A statement in a whitepaper from VALID, which outlined their project ambitions and details their forthcoming token sale read: “While GDPR does create challenges for some businesses, it also creates opportunities. Companies that employ innovative, privacy-respecting ways of reaching out to customers, beyond mere legal compliance, are likely to build deeper trust and retain more customers than those that do not.”
As individuals continue to increase their time spent using digital media, advertisers continue to increase their advertising budgets into digital channels. But while digital advertising is fast growing it is beset by inefficiencies and abuse. Moreover, ad fraud created by internet bots in 2016 had been expected to have cost advertisers $7.2 billion (2015: $6.3 billion). Hardly small fry.
According the Interactive Advertising Bureau, marketers spent $72.5 billion on digital advertising last year – up 22% from 2015 – as Google and Facebook once again booked the lion’s share of net new revenues.

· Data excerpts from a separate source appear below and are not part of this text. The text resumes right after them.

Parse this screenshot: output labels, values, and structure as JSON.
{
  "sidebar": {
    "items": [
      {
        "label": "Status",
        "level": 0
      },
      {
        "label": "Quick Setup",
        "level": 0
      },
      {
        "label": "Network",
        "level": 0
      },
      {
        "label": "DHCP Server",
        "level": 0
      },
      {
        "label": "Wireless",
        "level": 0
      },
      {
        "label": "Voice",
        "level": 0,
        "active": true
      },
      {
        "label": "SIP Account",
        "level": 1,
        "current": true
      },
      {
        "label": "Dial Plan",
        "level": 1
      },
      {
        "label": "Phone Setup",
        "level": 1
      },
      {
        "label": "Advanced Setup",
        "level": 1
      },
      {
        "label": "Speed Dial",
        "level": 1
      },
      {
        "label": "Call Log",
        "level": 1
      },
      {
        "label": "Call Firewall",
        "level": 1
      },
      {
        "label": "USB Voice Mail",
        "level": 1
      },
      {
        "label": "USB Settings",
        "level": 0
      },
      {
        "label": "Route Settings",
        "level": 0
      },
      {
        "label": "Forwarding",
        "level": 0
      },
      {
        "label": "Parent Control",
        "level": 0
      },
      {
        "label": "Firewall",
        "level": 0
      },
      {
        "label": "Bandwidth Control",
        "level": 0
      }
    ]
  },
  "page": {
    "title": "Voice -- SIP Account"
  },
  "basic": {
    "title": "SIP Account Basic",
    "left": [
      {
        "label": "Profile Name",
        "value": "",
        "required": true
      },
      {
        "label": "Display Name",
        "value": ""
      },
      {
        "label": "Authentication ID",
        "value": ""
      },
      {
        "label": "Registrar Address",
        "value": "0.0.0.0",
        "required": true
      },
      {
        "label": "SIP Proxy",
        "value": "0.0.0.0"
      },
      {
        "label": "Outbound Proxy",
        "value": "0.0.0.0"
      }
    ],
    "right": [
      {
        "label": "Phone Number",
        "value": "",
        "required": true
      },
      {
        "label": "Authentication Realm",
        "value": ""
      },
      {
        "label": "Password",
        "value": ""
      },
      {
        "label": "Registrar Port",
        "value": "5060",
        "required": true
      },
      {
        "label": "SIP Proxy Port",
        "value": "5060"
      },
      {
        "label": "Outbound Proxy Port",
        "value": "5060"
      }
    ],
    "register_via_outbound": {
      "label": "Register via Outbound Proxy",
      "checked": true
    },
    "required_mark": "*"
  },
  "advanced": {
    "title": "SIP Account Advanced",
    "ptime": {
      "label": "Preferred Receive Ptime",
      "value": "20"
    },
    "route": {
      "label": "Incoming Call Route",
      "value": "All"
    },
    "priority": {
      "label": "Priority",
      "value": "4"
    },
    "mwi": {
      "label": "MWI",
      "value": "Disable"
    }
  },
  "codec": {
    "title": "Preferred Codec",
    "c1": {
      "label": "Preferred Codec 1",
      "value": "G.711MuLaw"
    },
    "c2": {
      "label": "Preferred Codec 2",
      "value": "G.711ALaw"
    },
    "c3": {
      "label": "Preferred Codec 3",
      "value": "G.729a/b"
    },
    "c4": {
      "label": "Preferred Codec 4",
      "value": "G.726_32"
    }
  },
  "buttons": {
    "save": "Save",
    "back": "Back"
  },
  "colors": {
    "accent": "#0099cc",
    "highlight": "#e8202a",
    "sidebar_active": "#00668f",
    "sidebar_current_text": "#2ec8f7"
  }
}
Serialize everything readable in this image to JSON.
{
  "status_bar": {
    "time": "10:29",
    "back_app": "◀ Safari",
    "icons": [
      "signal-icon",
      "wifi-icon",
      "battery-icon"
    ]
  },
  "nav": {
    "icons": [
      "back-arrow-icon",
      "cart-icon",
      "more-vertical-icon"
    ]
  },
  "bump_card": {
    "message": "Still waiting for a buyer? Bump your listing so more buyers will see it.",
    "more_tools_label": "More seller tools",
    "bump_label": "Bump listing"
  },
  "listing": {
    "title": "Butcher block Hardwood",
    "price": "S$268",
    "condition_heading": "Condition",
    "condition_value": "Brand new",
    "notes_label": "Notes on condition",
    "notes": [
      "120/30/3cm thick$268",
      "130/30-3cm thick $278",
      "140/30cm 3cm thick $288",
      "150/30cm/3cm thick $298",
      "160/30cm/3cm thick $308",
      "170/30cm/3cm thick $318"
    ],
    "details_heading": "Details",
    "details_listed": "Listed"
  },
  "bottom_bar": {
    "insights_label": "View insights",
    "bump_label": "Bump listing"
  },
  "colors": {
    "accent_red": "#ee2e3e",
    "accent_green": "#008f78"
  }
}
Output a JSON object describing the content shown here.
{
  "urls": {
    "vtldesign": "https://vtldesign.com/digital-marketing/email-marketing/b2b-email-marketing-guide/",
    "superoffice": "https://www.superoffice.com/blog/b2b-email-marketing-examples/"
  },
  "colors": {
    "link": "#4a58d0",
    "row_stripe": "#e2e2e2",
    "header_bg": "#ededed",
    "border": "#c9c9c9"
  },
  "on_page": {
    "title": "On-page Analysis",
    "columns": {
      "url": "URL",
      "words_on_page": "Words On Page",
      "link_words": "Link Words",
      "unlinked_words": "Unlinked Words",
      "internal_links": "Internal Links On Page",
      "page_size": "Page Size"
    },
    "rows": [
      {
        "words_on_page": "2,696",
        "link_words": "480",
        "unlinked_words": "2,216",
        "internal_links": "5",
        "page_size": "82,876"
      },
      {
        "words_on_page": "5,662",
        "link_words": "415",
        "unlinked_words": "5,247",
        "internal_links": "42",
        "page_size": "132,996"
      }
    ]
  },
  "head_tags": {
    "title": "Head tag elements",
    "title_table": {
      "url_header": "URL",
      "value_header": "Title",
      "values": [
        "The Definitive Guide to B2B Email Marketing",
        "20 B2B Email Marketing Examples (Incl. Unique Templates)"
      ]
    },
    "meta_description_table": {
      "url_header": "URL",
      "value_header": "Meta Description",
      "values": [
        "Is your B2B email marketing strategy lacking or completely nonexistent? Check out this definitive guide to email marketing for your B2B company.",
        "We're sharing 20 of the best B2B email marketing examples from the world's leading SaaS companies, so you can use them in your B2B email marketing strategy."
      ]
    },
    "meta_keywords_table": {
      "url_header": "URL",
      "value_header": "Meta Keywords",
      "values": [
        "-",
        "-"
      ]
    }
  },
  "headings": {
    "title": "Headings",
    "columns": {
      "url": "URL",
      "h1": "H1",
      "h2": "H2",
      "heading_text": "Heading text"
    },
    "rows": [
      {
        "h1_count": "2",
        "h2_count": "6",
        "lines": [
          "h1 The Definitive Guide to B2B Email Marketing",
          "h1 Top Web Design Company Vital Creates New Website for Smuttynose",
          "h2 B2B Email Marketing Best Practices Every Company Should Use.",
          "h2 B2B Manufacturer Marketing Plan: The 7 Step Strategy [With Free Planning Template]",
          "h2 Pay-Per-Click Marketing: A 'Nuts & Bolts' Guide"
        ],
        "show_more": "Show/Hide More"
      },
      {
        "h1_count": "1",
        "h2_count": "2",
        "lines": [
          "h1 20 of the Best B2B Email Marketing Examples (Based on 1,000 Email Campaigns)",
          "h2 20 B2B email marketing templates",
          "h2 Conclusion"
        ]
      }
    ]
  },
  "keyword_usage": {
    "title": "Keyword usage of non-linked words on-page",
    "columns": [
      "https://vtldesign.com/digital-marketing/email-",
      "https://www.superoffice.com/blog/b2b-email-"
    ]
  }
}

In the United States, the digital advertising industry is projected to continue to experience remarkable growth through 2021 to reach almost $100 billion in annual revenue, with mobile and social advertising becoming the top destinations (the latter expected to double in size to $30.8 billion by 2021).
A Safer, Better Way
The idea behind self-sovereign ID is touted as being revolutionary. Giving users full control over their identities in a much safer way is a worthy ambition. However, the technology is still in its nascent stages and will no doubt require a careful watch to thrive.
While it could change how we interact both online and offline, it still requires mass adoption both by users, merchants, governments and others. The issue is one of standardization and determining how self-sovereign ID will be recognized across borders.
Even so, the future looks bright. As the password and identity verification status quo proves increasingly inefficient at tackling vulnerabilities, is argued that Blockchain technologies have shown a new path that delivers significantly less risk alongside far greater upside.
With the sector gaining momentum and more companies attempting to create new ways to deploy self-sovereign ID, users will find better mechanisms to control their identities, no matter where they are located.